Ах, солнечный дом, дом, где пробивается золотой свет по утрам через тонкие щели в жалюзи… А Факундо, между прочим, понял меня с полуслова.

– Я уже отвык от того, чтобы меня гоняли и в хвост и в гриву. И со своей женой спать хочу сам.

Тут мы все рассмеялись, потому что в том состоянии, в котором он был, ему было не до любезничания; а когда я напомнила про должок Марте, то рассмешила даже Ма Ирене.

– Шлюха толстозадая, – беззлобно ворчал Факундо. – Ей-богу, чем с ней связываться, лучше насыпать ей реалов из капитанского мешка, пусть себе купит по своему вкусу стоялого жеребчика…

Он только и мог на первых порах, что держать трубку или кусок во время еды, а слаб оставался, как младенец.

– Знаете что, ребята, – сказал он, – хорошо гулять на воле, но я хотел бы от этих прогулок отдохнуть.

– Видно, что ты настоящий негр, Гром, – поддел его Каники. – У тебя запала до первой неудачи.

– Я не помесь дьявола с мандингой, – отвечал Факундо, – если только мать не соврала мне – то чистокровный лукуми. Нет, лукуми тоже не прочь подраться. Но если в драке разбили сопатку – отлежись и уйми кровь.

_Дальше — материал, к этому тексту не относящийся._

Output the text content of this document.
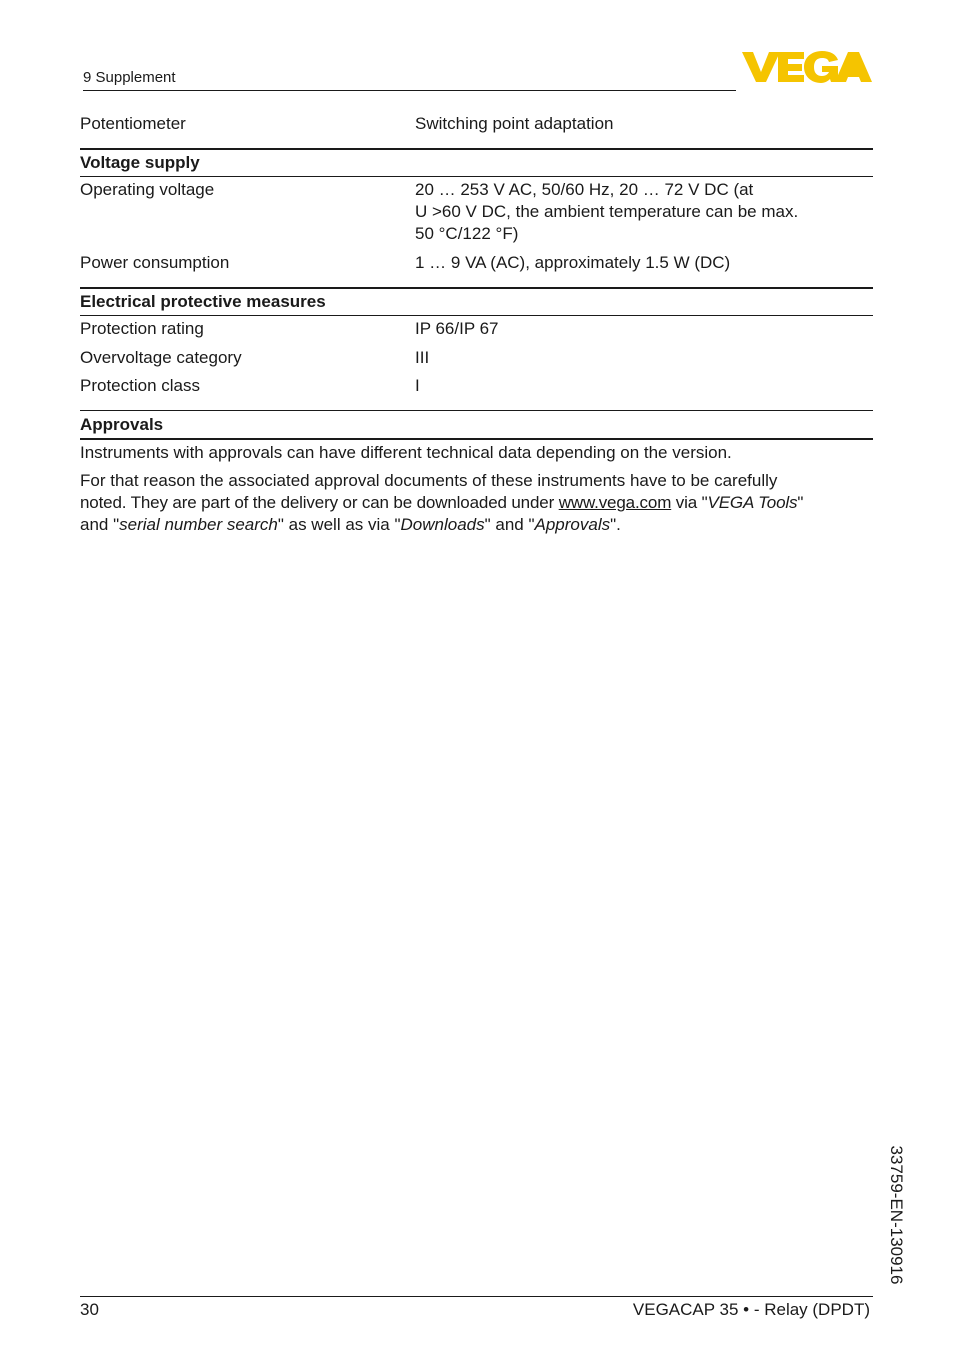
9 Supplement
Potentiometer	Switching point adaptation
Voltage supply
Operating voltage	20 … 253 V AC, 50/60 Hz, 20 … 72 V DC (at
U >60 V DC, the ambient temperature can be max.
50 °C/122 °F)
Power consumption	1 … 9 VA (AC), approximately 1.5 W (DC)
Electrical protective measures
Protection rating	IP 66/IP 67
Overvoltage category	III
Protection class	I
Approvals
Instruments with approvals can have different technical data depending on the version.
For that reason the associated approval documents of these instruments have to be carefully
noted. They are part of the delivery or can be downloaded under www.vega.com via "VEGA Tools"
and "serial number search" as well as via "Downloads" and "Approvals".
33759-EN-130916
30	VEGACAP 35 • - Relay (DPDT)
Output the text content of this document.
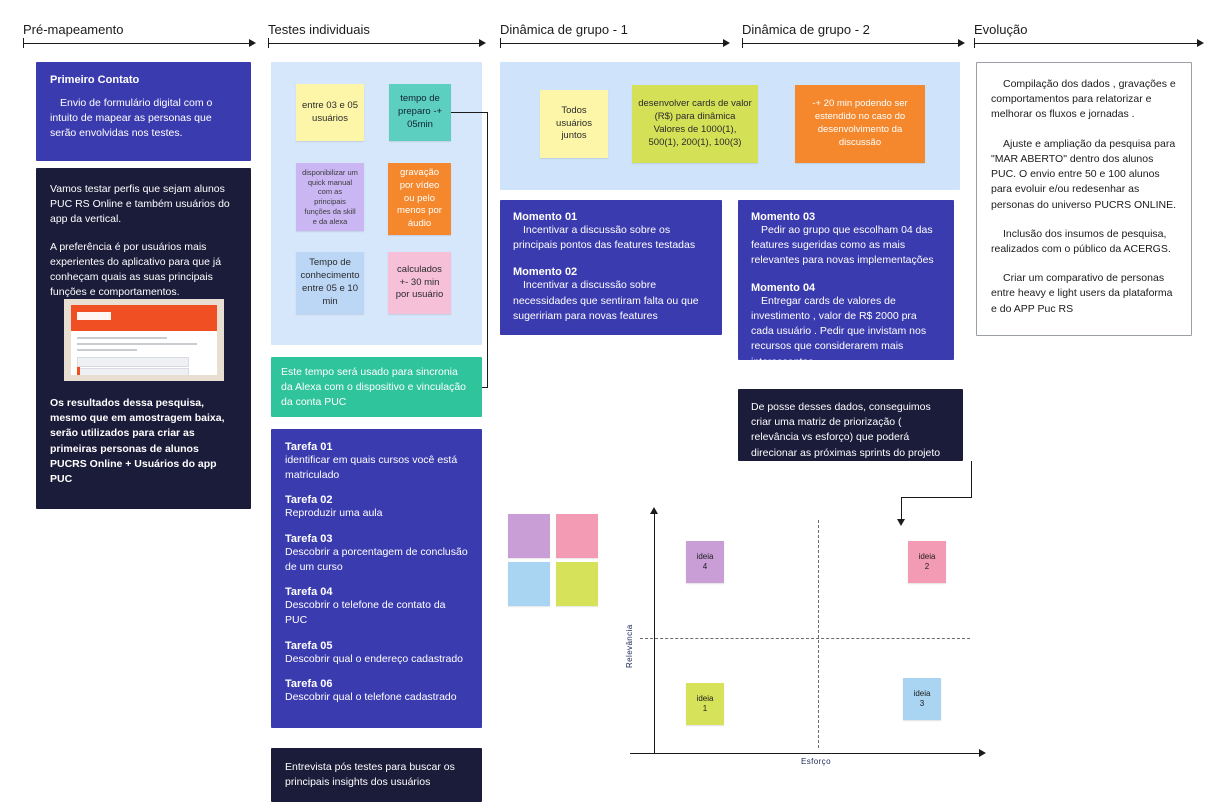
Pré-mapeamento	Testes individuais	Dinâmica de grupo - 1	Dinâmica de grupo - 2	Evolução
Primeiro Contato
Envio de formulário digital com o intuito de mapear as personas que serão envolvidas nos testes.
Vamos testar perfis que sejam alunos PUC RS Online e também usuários do app da vertical.
A preferência é por usuários mais experientes do aplicativo para que já conheçam quais as suas principais funções e comportamentos.
Os resultados dessa pesquisa, mesmo que em amostragem baixa, serão utilizados para criar as primeiras personas de alunos PUCRS Online + Usuários do app PUC
entre 03 e 05 usuários
tempo de preparo -+ 05min
disponibilizar um quick manual com as principais funções da skill e da alexa
gravação por vídeo ou pelo menos por áudio
Tempo de conhecimento entre 05 e 10 min
calculados +- 30 min por usuário
Este tempo será usado para sincronia da Alexa com o dispositivo e vinculação da conta PUC
Tarefa 01
identificar em quais cursos você está matriculado
Tarefa 02
Reproduzir uma aula
Tarefa 03
Descobrir a porcentagem de conclusão de um curso
Tarefa 04
Descobrir o telefone de contato da PUC
Tarefa 05
Descobrir qual o endereço cadastrado
Tarefa 06
Descobrir qual o telefone cadastrado
Entrevista pós testes para buscar os principais insights dos usuários
Todos usuários juntos
desenvolver cards de valor (R$) para dinâmica Valores de 1000(1), 500(1), 200(1), 100(3)
-+ 20 min podendo ser estendido no caso do desenvolvimento da discussão
Momento 01
Incentivar a discussão sobre os principais pontos das features testadas
Momento 02
Incentivar a discussão sobre necessidades que sentiram falta ou que sugeririam para novas features
Momento 03
Pedir ao grupo que escolham 04 das features sugeridas como as mais relevantes para novas implementações
Momento 04
Entregar cards de valores de investimento , valor de R$ 2000 pra cada usuário . Pedir que invistam nos recursos que considerarem mais interessantes
De posse desses dados, conseguimos criar uma matriz de priorização ( relevância vs esforço) que poderá direcionar as próximas sprints do projeto
Compilação dos dados , gravações e comportamentos para relatorizar e melhorar os fluxos e jornadas .
Ajuste e ampliação da pesquisa para "MAR ABERTO" dentro dos alunos PUC. O envio entre 50 e 100 alunos para evoluir e/ou redesenhar as personas do universo PUCRS ONLINE.
Inclusão dos insumos de pesquisa, realizados com o público da ACERGS.
Criar um comparativo de personas entre heavy e light users da plataforma e do APP Puc RS
Relevância
Esforço
ideia
4
ideia
2
ideia
1
ideia
3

Отлеживаться ему пришлось долго. Начался сезон дождей, ноябрь громыхал грозами, а он только-только передвигался по хижине без посторонней помощи. Каники то появлялся, то исчезал, иногда прихватывая с собой Идаха. Просился с ними и Пипо, и однажды выпросился вместе с крестным наведаться в Касильду – он там пробыл неделю, не считая дороги туда и обратно. Парню в усадьбе не понравилось: того нельзя, этого не делай – но он вынес из этого визита нежные воспоминания о конфетах и расписную азбуку. Сластеной он остался по сию пору, а азбуку одолел сам, почти без нашей помощи – лежа на пузе, ножки кверху, на циновке, расстеленной у порога, подперев кулачками щетинистую стриженую головенку, и толмачил по складам, а за дверным проемом лупил косой дождь… Забыла сказать, что все в то время ходили стриженные налысо. Факундо принес из каталажки вшей.

Белому еще можно спастись от этой напасти частым гребнем, но для негров единственный способ от них избавиться – снять вместе с волосами. Так все и сделали – кроме меня. Ко мне эта дрянь не липла. Чем я им не нравилась – ума не приложу, но за мои без малого сто лет (а в какой грязи приходилось иной раз обретаться!) ни одна вошь, ни одна блоха не грызнула даже по ошибке. Так что мои косы остались при мне.

Вообще сезон дождей невеселое время, но в тот год он выдался особенно тоскливым.

Мало гроз, после которых облака рвались клочками и выглядывало голубое небо, много нудных, затяжных, обложных, многодневных дождей, особенно тяжких в хижине, в которой все щели продувались сырым ветром. Факундо всегда не любил сырости, а тут он еще хворал, и слякоть, конечно, здоровья не добавляла. Нет, это было полгоря – все равно дело шло на поправку. Горе в том, что мы с ним оба затосковали, – как будто давала отдачу лихая жизнь последних лет, отрыжка после пированья. То, что избавляло от лесной зеленой тоски, само вогнало в тоску.

Неудача тут была ни при чем – да и разве можно был назвать неудачей переделку, из которой все вышли живыми? Наоборот, удача, успех. Но, может быть, эта выходка потребовала слишком большого напряжения сил, и мы выдохлись, – по крайней мере, в течение многих недель не только больной Гром, но и я чувствовала себя совершенно обессиленной. Ничего не хотелось делать, через силу выполнялись самые необходимые ежедневные дела, пища теряла вкус, а краски – яркость. Мы подолгу сидели в хижине у огня – а куда ж пойдешь под проливным дождем, расквасившим все тропинки? – и между прочим подолгу перебирали все подробности происшествия.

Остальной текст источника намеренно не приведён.